An immediate consequence of protest voting is the potential for vote splitting. Elections where a significant portion of the electorate decides to vote for third-party candidates or write-ins as a form of protest can fragment the vote and indirectly benefit the major party that is ideologically closest to their views. This was evident in the 2016 United States presidential election when some voters opted for third-party candidates, arguably contributing to the victory of a candidate they may have disagreed with more strongly.


Non-voting, while different in nature, also poses a challenge to democracy. A low voter turnout can lead to the election of representatives who do not accurately reflect the will of the entire electorate, potentially resulting in policies that do not align with the majority's interests.

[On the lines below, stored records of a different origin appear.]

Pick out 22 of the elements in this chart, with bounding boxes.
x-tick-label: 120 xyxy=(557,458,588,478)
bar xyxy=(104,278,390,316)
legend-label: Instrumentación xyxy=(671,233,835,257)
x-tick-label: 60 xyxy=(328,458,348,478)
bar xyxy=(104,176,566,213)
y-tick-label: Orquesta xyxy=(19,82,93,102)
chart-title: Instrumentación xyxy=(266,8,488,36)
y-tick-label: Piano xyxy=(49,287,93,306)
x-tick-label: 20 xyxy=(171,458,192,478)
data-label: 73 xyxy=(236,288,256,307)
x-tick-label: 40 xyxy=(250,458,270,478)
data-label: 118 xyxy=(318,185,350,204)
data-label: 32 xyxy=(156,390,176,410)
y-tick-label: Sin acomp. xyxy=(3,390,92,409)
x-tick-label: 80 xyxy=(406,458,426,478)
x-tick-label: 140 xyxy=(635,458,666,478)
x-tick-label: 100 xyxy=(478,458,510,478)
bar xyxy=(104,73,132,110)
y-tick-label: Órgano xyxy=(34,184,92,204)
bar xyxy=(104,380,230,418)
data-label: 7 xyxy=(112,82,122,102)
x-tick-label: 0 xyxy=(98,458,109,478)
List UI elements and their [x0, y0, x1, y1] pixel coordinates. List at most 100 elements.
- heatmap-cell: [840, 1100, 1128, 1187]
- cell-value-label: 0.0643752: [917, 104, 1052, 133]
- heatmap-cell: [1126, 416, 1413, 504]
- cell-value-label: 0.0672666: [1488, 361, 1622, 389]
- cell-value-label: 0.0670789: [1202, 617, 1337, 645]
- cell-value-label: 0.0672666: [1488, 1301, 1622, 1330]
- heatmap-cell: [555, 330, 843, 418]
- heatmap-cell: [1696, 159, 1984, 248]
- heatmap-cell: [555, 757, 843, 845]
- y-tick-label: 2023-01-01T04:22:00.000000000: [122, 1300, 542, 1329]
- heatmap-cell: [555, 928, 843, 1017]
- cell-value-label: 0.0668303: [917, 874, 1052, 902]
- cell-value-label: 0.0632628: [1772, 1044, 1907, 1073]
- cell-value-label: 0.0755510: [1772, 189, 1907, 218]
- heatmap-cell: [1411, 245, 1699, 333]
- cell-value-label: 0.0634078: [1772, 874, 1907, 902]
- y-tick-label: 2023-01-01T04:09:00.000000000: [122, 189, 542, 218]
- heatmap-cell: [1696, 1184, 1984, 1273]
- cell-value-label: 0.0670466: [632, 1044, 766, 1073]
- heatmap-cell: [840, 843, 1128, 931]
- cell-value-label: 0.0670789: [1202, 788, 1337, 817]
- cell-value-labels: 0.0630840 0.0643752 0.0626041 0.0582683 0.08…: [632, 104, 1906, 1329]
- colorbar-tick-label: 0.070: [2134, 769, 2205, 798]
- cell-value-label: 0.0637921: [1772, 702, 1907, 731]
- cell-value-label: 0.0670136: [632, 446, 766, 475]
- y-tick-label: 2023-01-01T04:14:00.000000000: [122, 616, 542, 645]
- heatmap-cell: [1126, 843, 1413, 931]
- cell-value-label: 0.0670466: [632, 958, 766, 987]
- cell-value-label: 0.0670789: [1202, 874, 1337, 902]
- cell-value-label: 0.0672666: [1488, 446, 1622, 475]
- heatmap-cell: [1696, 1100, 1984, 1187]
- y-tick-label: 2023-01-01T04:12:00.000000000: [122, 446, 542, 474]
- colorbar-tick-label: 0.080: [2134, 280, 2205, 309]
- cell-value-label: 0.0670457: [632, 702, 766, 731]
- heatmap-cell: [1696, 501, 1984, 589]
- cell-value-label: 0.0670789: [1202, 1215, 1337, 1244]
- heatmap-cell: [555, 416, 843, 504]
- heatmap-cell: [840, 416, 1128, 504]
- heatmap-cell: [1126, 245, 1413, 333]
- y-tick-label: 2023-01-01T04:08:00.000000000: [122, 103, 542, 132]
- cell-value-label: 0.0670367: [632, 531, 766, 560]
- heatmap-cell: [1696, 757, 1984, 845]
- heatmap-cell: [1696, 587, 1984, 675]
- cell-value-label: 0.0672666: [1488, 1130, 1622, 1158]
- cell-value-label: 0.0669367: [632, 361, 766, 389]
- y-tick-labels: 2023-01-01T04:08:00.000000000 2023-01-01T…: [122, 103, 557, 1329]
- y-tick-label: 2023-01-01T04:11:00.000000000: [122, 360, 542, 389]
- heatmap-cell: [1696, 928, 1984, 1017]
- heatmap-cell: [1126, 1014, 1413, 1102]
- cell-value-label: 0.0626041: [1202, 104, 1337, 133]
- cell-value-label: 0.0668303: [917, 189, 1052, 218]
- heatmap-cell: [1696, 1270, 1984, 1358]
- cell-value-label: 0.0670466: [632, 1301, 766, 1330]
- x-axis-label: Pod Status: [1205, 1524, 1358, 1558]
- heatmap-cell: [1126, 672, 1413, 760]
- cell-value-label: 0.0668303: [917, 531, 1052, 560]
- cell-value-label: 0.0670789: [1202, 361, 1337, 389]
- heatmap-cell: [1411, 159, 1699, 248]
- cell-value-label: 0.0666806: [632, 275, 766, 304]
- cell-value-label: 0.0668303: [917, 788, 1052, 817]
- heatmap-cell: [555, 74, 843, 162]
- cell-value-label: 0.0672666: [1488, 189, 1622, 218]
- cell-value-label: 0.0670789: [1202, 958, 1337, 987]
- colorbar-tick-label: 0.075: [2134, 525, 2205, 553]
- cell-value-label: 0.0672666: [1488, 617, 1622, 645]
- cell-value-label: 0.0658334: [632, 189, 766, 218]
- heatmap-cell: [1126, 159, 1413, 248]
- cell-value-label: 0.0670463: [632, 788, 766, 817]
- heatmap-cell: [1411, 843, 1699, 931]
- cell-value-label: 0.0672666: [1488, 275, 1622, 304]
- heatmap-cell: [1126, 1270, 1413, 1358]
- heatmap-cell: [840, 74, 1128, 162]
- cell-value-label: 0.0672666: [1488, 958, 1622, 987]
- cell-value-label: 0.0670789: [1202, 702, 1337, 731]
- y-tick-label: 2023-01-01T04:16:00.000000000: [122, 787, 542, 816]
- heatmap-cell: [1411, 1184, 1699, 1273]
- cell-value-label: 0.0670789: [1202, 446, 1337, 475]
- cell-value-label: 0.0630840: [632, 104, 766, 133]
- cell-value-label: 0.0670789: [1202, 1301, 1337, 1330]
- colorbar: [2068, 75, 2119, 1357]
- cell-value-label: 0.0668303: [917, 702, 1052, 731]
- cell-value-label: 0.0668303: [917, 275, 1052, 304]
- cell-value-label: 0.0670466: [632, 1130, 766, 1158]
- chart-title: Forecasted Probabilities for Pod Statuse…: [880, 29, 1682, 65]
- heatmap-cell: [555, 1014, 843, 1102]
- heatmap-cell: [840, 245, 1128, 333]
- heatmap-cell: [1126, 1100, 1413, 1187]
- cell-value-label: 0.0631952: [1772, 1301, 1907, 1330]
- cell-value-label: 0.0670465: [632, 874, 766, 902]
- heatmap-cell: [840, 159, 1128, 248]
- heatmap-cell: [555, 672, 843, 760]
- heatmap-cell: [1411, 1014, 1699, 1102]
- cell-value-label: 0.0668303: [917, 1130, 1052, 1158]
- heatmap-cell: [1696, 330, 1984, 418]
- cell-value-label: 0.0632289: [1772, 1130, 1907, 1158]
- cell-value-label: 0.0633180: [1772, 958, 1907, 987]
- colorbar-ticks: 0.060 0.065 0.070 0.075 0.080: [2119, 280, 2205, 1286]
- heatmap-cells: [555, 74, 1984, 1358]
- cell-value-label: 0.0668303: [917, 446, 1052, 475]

Furthermore, it can discourage politicians from appealing to a broader spectrum of the population and instead cater to their base, exacerbating political polarization.


One may argue that protest voting and non-voting are valid ways for citizens to signal their dissatisfaction with a broken system. Although this sentiment is understandable, it is crucial to recognize that these actions often allow the most motivated and ideologically extreme factions to have a disproportionate influence on the political landscape. When moderate, pragmatic voices are drowned out by the fervor of protest voters or the apathy of non-voters, the political discourse becomes increasingly polarized, making it difficult to find common ground and enact effective policies.


So, what can be done to address the concerns that lead people to protest vote or abstain from voting? By enacting electoral reforms that promote more inclusive and representative systems can help mitigate the feeling of being stuck with limited choices. Ranked-choice voting, proportional representation and open primaries are some of the mechanisms that can encourage a broader range of candidates and parties, providing voters with more meaningful choices.


Rather than opting for these actions that can inadvertently harm the very ideals they seek to uphold, citizens should consider alternative avenues for change. Only by doing so can we build a more inclusive, responsive and effective democracy that truly represents the will of the people.